Aside from managing your life to the point where your sleep schedule is consistent, your mealtimes are regular, your stress is managed, and your triggers are avoided, there are pain-relieving and preventative prescription medications that you can turn to if over-the-counter drugs don't scratch the surface. There's also a slew of alternative medicine approaches, including acupuncture, massage therapy, and herbs. Some migraine sufferers even swear by regular Botox injections.
But the drugs can have myriad side effects, including rebound headaches if the medicine is taken too frequently; evidence for alternative medicine's efficacy is limited; and Botox injections need to be repeated every 12 weeks, with 31 tiny injections administered each time. Moreover, while these treatments may make living with migraines more manageable, they don't actually get down to solving the root cause of migraines.
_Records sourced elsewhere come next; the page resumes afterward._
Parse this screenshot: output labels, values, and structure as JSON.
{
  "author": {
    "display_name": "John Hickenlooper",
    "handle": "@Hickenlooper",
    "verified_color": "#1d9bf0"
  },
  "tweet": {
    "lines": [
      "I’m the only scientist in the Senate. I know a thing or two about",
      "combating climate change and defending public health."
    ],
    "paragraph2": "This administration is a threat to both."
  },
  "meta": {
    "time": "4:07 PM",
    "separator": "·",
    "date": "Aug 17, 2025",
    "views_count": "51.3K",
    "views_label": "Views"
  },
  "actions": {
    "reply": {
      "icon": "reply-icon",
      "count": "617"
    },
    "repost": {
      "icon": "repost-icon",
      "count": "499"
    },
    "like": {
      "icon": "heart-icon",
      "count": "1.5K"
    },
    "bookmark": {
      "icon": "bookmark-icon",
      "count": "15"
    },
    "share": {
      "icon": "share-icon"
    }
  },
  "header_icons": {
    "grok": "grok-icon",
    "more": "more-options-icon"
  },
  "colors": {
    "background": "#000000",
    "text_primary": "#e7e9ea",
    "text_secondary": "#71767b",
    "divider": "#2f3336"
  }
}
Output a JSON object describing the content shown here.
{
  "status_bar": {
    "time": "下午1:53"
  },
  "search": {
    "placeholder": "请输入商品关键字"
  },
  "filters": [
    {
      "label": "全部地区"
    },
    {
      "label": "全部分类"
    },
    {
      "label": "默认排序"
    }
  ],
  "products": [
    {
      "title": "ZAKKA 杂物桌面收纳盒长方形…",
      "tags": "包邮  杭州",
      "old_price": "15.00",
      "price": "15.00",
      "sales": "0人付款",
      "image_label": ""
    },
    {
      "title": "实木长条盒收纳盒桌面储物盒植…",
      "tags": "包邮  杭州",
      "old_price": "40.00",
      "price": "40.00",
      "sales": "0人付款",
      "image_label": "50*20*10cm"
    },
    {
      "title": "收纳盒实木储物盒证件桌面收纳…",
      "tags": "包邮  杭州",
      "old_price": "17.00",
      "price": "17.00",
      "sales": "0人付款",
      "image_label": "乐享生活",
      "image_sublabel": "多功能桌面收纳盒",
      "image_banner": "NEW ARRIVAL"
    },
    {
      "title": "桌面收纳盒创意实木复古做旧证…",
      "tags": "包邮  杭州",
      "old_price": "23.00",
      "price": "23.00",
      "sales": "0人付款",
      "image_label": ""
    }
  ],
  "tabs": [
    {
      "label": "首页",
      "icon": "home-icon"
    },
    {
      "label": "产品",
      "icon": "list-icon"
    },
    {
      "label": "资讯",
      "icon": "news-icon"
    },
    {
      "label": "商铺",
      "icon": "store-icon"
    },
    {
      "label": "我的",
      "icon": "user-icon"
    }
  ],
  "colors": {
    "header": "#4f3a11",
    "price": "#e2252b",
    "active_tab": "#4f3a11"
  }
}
That's because scientists aren't entirely sure what causes them.
So far, what scientists have established for sure is that migraines are a neurobiological disorder, which Gizmodo explains means migraines are "an illness of the nervous system that's caused by biological factors like genetics or metabolism."
But if migraines are this prevalent, why aren't there better answers out there? The Guardian provided some disheartening explanations:
Serious research into migraine began only relatively recently, as for a long time many doctors believed that it was a psychosomatic condition produced by people being unable to deal with stress. "It was a disorder that most obviously affected women and so wasn't taken as seriously," [Harvard neurology professor Elizabeth] Loder says. "And it's a pain disorder. Pain is subjective: We don't have any way of measuring it, which can make it very hard for people to believe it's real. Plus, on top of all of that, it's episodic, so between attacks, sufferers may look perfectly well." [The Guardian]
The Guardian also noted that migraine research "receives much less funding, compared with similarly debilitating conditions." The National Institutes of Health's 2017 budget for migraines was $19 million; $51 million was devoted to smallpox, and the last case of smallpox in the U.S. was in 1949. No offense to smallpox, but it seems safe to say that 113 million workdays aren't missed annually because of smallpox.
Now, it's not like scientists are sitting back and hoping the throbbing pain in people's heads will just work itself out though. They're studying more effective treatments — they just have yet to find the silver bullet. Popular Science reported that "even with treatments in hand, scientists appear trapped in a Zeno's paradox of research: The closer they come to discovering the cause of migraines, the more baffling the brain gets."
The closest scientists seem to have gotten recently is a new treatment involving monoclonal antibodies that target a neuropeptide called CGRP, which appears to be released when people are experiencing migraines. Early studies show promise; back in 2015, neurologist Joseph Safdieh billed this "the most hopeful thing on the horizon," in fact "the only hope on the horizon."
Years later, it still seems to be the only hope.